Let’s explore this in more detail via the below illustration:
(Click for higher quality)
As you can see, this is a best effort attempt to protect email that does not support full Shadow Redundancy. This protection covers the scenario where your receiving Transport server fails after it accepts the message from the sending server, but before it delivers it to the user’s mailbox. If this failure were to happen, the original sending server would never get it’s acknowledgement and therefore it would be that server’s behavior to queue or resubmit the message.
See the below image to visualize this scenario:
(Click for higher quality)
So as you can see, while this isn’t as robust as true Shadow Redundancy, it does attempt to ensure messages are not lost when a Transport server fails.
Now that we see how it works, I’d like to point out some of the gotchas and configurable options:
As we saw in the first diagram, it’s possible for the sending server to think a message was delivered if the background submission takes more than 30 seconds. Because of this, messages that naturally take this long anyway (due to network conditions or latency, or whatever) will not be protected.
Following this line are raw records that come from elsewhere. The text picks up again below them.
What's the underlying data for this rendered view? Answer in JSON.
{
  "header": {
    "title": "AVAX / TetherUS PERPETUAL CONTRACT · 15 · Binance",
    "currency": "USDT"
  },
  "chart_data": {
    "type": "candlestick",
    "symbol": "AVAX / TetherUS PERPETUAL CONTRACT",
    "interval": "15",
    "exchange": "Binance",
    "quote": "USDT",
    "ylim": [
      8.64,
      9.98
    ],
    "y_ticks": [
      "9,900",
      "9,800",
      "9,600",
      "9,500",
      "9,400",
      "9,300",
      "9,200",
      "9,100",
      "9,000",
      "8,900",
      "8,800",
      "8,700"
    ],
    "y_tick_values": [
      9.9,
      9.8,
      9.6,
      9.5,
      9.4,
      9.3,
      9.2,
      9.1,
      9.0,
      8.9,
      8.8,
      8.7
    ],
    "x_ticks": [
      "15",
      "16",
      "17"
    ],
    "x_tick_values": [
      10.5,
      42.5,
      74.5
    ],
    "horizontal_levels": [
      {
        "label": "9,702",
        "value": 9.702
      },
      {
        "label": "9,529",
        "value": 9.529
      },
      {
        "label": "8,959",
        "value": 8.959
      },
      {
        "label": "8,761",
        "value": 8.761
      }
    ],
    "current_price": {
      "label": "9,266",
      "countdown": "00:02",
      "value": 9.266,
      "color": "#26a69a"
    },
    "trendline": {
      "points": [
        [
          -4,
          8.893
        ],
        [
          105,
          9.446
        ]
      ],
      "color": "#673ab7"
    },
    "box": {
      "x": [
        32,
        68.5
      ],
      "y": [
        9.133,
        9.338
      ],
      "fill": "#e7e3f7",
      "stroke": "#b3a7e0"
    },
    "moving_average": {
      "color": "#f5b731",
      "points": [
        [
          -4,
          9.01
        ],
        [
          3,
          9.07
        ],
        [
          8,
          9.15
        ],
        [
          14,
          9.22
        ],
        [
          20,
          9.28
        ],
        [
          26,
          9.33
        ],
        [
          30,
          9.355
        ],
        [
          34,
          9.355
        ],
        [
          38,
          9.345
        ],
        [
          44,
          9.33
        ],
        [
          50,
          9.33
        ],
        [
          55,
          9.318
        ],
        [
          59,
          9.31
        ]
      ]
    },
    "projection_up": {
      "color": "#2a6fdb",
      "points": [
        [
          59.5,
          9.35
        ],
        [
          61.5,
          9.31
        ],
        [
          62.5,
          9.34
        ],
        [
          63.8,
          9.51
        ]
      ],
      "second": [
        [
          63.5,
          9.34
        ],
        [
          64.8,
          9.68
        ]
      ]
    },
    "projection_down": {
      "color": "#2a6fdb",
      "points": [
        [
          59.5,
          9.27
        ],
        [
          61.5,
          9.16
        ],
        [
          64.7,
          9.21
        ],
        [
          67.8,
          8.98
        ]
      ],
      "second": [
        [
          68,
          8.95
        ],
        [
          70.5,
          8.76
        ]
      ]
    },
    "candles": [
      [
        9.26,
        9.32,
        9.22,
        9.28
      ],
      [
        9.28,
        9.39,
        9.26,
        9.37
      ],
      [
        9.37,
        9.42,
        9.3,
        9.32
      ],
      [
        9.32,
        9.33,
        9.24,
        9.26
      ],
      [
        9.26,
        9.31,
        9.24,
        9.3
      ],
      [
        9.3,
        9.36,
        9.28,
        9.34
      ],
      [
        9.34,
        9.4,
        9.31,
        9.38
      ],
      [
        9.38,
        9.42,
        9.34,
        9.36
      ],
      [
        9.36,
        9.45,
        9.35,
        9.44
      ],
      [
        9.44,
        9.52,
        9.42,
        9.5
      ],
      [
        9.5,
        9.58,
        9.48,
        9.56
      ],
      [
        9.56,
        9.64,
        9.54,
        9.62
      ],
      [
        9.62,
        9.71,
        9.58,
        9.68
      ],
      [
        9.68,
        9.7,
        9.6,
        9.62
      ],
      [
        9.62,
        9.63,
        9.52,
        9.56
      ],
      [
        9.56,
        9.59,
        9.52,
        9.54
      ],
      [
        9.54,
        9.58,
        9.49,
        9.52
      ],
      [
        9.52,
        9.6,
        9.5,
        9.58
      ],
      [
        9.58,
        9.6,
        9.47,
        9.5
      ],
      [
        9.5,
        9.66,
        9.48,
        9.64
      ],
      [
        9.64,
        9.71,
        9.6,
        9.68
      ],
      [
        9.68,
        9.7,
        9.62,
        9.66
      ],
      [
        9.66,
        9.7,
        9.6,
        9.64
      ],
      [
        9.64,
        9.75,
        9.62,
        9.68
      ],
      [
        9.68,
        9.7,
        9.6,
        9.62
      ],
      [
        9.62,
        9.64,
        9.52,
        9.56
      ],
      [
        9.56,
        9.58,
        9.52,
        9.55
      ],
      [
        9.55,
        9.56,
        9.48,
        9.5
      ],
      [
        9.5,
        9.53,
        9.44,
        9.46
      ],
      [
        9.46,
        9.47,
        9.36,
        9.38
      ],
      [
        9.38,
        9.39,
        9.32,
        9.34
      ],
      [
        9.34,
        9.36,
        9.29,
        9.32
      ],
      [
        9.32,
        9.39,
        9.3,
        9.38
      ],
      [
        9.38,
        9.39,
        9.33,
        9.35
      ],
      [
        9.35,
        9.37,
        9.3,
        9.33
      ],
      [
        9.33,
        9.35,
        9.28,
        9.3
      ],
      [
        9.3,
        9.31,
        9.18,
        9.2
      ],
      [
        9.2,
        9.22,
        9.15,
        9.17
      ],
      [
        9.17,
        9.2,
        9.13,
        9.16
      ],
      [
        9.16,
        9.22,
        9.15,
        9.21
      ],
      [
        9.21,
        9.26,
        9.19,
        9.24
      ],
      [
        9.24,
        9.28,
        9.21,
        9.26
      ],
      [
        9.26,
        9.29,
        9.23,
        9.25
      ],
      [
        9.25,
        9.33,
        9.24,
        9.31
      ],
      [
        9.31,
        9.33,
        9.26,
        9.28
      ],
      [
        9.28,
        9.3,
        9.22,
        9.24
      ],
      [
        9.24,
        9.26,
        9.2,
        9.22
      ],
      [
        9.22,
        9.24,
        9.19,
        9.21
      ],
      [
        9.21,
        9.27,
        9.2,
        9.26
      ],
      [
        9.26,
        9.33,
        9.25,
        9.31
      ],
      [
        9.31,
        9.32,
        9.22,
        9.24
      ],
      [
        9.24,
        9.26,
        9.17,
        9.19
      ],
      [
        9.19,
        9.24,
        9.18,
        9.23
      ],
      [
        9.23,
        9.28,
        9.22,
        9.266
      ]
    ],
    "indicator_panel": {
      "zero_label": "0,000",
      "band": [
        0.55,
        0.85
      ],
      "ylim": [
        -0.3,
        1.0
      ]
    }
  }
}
Now, you can change 30 seconds to something higher, but you risk the sending server timing out on you.
There are additional reasons the Transport server might let the sending server “off the hook”, including:
· Submission queue in suspended state
· Message is in deferred state due to transient error
· Delivery queue is in retry or suspended state
· Delivery queue exceeds DelayedAckSkippingQueueLength value
· Message is routed to unreachable queue
So in closing, Delayed SMTP Acknowledgement is not as robust as it’s bigger brother Shadow Redundancy, but does a best-effort to protect messages in transport. You can configure the MaxAcknowledgementDelay via the Set-ReceiveConnector command.
You shouldn’t have to, but if you need to disable this feature, do so via:
Set-ReceiveConnector "ConnectorName" -MaxAcknowledgementDelay 0
See this sample scenario from TechNet:
Assume that all messages are typically delivered within 20 seconds in your environment, but due to performance requirements, you don’t want to delay acknowledgement more than 15 seconds for messages received from the Internet. After analyzing the message flow, you conclude that 95 percent of messages are delivered within the 15 second interval. This example configures the Receive connector from the Internet to delay acknowledgement for only 15 seconds. In this scenario, your environment provides shadow redundancy for 95 percent of messages received from the Internet.
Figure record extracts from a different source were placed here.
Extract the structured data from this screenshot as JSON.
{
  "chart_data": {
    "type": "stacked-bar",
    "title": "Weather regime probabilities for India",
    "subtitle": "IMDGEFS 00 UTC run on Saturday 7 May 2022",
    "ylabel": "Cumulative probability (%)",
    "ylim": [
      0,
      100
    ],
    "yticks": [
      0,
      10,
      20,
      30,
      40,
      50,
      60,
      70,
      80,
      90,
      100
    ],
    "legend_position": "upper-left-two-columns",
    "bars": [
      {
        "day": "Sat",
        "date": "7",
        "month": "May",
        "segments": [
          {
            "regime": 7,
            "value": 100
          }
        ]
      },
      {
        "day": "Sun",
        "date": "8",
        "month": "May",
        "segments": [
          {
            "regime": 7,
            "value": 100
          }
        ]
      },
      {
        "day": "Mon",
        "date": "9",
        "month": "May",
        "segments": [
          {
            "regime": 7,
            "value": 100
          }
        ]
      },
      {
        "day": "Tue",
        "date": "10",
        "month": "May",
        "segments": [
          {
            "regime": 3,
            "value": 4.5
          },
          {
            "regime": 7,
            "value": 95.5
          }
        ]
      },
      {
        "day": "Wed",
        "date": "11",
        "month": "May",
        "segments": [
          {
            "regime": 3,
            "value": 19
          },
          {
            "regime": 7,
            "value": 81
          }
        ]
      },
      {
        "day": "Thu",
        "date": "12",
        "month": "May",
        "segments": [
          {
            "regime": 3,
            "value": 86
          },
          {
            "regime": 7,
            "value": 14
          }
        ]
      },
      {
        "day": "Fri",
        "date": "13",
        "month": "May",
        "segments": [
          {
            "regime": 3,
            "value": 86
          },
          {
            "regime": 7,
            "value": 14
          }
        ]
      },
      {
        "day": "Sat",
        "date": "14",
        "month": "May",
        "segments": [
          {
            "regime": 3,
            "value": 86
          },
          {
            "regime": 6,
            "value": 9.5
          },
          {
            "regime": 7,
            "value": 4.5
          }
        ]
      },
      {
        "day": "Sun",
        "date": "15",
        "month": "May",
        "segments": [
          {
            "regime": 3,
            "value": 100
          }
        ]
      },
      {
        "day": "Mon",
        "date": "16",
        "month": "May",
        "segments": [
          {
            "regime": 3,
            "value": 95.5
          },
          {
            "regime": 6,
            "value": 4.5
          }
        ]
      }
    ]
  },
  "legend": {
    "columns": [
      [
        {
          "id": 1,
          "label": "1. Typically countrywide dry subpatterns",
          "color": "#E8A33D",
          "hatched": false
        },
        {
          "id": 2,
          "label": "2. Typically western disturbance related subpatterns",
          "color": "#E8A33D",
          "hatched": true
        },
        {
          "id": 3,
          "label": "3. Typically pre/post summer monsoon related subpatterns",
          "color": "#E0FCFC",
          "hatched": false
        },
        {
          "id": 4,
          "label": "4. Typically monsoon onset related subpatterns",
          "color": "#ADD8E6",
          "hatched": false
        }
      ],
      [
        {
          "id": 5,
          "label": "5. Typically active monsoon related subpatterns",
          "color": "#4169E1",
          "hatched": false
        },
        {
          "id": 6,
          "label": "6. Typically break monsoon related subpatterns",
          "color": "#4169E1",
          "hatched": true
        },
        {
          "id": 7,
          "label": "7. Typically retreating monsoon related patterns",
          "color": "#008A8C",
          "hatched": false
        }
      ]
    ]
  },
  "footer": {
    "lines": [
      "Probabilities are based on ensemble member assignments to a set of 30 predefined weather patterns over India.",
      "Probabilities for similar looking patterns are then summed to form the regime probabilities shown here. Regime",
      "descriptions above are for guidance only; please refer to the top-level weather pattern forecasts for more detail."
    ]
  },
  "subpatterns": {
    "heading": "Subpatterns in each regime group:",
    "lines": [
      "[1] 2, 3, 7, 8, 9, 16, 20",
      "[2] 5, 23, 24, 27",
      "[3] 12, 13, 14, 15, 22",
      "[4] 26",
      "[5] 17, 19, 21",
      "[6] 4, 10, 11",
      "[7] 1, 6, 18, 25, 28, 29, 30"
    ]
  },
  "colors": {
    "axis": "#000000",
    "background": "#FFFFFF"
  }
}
Set-ReceiveConnector "From the Internet" -MaxAcknowledgementDelay 00:00:15.
New to SP1:
Shadow Redundancy Promotion
Exchange 2010 introduced the shadow redundancy feature to minimize the loss of any message during delivery after it enters the Exchange organization. Exchange Transport servers achieve this by using the shadow redundancy SMTP protocol extension.
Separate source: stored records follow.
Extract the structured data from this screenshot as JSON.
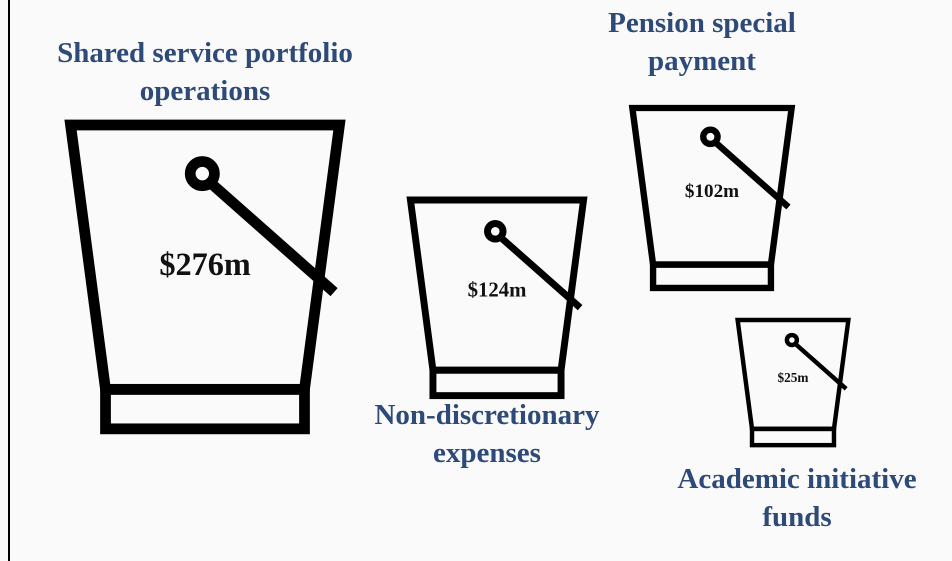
{
  "chart_data": {
    "type": "bucket",
    "categories": [
      "Shared service portfolio operations",
      "Non-discretionary expenses",
      "Pension special payment",
      "Academic initiative funds"
    ],
    "values": [
      276,
      124,
      102,
      25
    ],
    "value_labels": [
      "$276m",
      "$124m",
      "$102m",
      "$25m"
    ],
    "color": "#000000"
  }
}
However, in any organization Exchange Transport servers need to communicate with other third-party SMTP servers that may not support the shadow redundancy protocol. This is especially true with Edge Transport servers that handle message traffic with various hosts on the Internet. When receiving messages from hosts that don’t support shadow redundancy in Exchange 2010 RTM, Transport servers delay sending acknowledgement to incoming messages until they verify final delivery within the organization. However, when a specific threshold was reached, the Transport server issued an acknowledgement even if final delivery wasn’t verified. This presented a scenario where messages received from hosts that don’t support shadow redundancy can be lost in transit.
To address this issue, a new feature called shadow redundancy promotion is introduced in Exchange 2010 SP1. When faced with the scenario described above, instead of issuing an acknowledgment without delivery confirmation, a Transport server now routes the message to any other Transport server within the site so that the message is protected by shadow redundancy.